Naomi was born in Santa Monica but spent a good portion of her childhood in Marshall. While studying pre-law at UC Davis, she worked as a cook in a vegetarian restaurant and fell in love with the food and service industry. Naomi would later spend time in the south of Spain helping with a friend’s restaurant before returning to the West Coast to work at such stalwart dining spots as San Francisco’s Woodward’s Garden and the Slow Club, before landing as the pastry chef at the iconic PlumpJack Squaw Valley in Lake Tahoe. Eventually, Naomi ended up at the distinguished Village Pub in Woodside.
Joel grew up between Grass Valley and San Francisco, and even during high school, knew he wanted to work with his hands. He would end up attending the 2-year program at the Culinary Institute of America in New York, before returning to California to intern at Alice Water’s groundbreaking farm-to-table restaurant Chez Panisse, where he would go on to earn a permanent position.

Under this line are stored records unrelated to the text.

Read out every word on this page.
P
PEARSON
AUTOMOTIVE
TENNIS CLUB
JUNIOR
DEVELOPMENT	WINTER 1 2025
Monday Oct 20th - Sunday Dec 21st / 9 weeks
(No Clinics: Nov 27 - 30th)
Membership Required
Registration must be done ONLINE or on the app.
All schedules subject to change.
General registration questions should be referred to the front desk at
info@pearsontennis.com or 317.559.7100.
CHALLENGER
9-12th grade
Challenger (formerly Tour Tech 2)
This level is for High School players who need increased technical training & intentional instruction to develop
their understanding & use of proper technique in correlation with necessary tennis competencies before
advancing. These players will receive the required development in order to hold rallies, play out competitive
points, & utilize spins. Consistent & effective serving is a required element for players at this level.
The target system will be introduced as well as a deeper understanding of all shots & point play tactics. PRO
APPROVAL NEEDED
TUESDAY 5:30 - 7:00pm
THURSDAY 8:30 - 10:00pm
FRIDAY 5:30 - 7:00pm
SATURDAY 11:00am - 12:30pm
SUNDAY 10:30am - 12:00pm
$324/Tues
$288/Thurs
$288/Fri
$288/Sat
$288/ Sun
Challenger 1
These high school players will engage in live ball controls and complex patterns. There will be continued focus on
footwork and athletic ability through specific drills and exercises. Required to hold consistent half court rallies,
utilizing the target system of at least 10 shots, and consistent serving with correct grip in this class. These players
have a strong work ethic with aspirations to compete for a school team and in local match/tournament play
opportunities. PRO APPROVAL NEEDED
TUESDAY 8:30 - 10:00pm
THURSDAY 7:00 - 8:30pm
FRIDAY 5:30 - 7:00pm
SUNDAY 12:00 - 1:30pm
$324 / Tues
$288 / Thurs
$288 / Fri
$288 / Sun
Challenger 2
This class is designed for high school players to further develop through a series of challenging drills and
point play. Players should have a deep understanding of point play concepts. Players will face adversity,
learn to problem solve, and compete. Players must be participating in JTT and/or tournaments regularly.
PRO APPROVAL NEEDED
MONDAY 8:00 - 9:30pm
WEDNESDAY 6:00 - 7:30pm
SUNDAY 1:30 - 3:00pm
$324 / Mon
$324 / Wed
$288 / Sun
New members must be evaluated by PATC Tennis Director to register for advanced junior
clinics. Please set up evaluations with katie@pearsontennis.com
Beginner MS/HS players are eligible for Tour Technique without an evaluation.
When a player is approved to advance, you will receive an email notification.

Joel would later work at Liberty Café before also finding himself at the Village Pub, which is where he and Naomi met and struck up a romance, which would eventually lead to marriage and two children.
After their wedding, Joel and Naomi spent four months traveling around Europe, with much of that time invested in Italy. While visiting Naples, Italy, they fell in love with the wood-fired pizzas and wanted to incorporate that in the locavore movement, which was gaining steam in Northern California. Once back in the U.S. they set out to make wood-fired pizza more accessible to the masses, which is how Pizza Politana was born in 2006.
While running their Baecker Catering company, Joel and Naomi worked with a builder in Colorado to design and create their first mobile wood-fired pizza oven, which would allow them to offer wood-fired pizza at a variety of locations, like Farmers Markets, wineries, and private events. Although commonplace today, at the time, only a few places had created their own mobile pizza oven, so Joel and Naomi were basically starting from scratch. The gentleman they worked with in Colorado would go on to start a business that focuses on mobile pizza ovens, all thanks to Joel and Naomi’s original idea.
Naomi’s godmother and several friends lived in Petaluma, and after visiting many times, the two decided that Petaluma was a great community in which to base their business and raise their family. After just one year, Pizza Politana was so popular that they expanded to two ovens, eventually operating four pizza ovens at 13 farmers markets around the Bay Area, as well as catering private events.
“Our Pizza Politana kitchen on Payran Street also offers everything from dough and sauce to full-on pop-up dinner events,” says Joel.
After years of commuting all over the Bay Area, Joel and Naomi wanted to do something with food that was closer to home.
“We wanted to do something simple, yet still present good ingredients,” says Naomi. “It was a combo of wanting to highlight local ingredients, but also not wanting to work at nights,” adds Joel. “We didn’t want to lose that time with our kids.”
As luck would have it, their kids attended the same school as Suzanne Alexandre’s children. Suzanne was looking to hand off her Free Range shop space. She felt strongly that the space should host a food vendor, because that was kind of missing from that area of downtown. It was a match made in heaven and Suzanne has been a huge supporter ever since handing over the keys.
It would have been natural to want to create a brick and mortar version of Pizza Politana, but Joel and Naomi were not looking to set up a full restaurant, which is what would have been required to create a wood-fired pizza joint.
“We kind of wanted to create something different,” says Joel in reference to Lunchette’s thin focaccia pizzas, which are a perfect accessory to their wide variety of salads.
“With a background in fine dining, we wanted to use high quality, fresh, locally sourced ingredients, but keep it casual by offering something that guests could grab while on the run,” continues Joel. Helping them create healthy plant-based carryout lunches, Lunchette’s ingredients come from local, organic and sustainable farms, which include FEED Sonoma, County Line, Cowgirl Creamery, CAPAY, Windrift, Coastal Hill Eggs, Riverdog, Point Reyes Farmstead Cheese, Bellwether Farms and Star Route Farms. In fact, every time we have visited Lunchette, there is at least one person in line who recognizes and points out some of the local food purveyors on that list.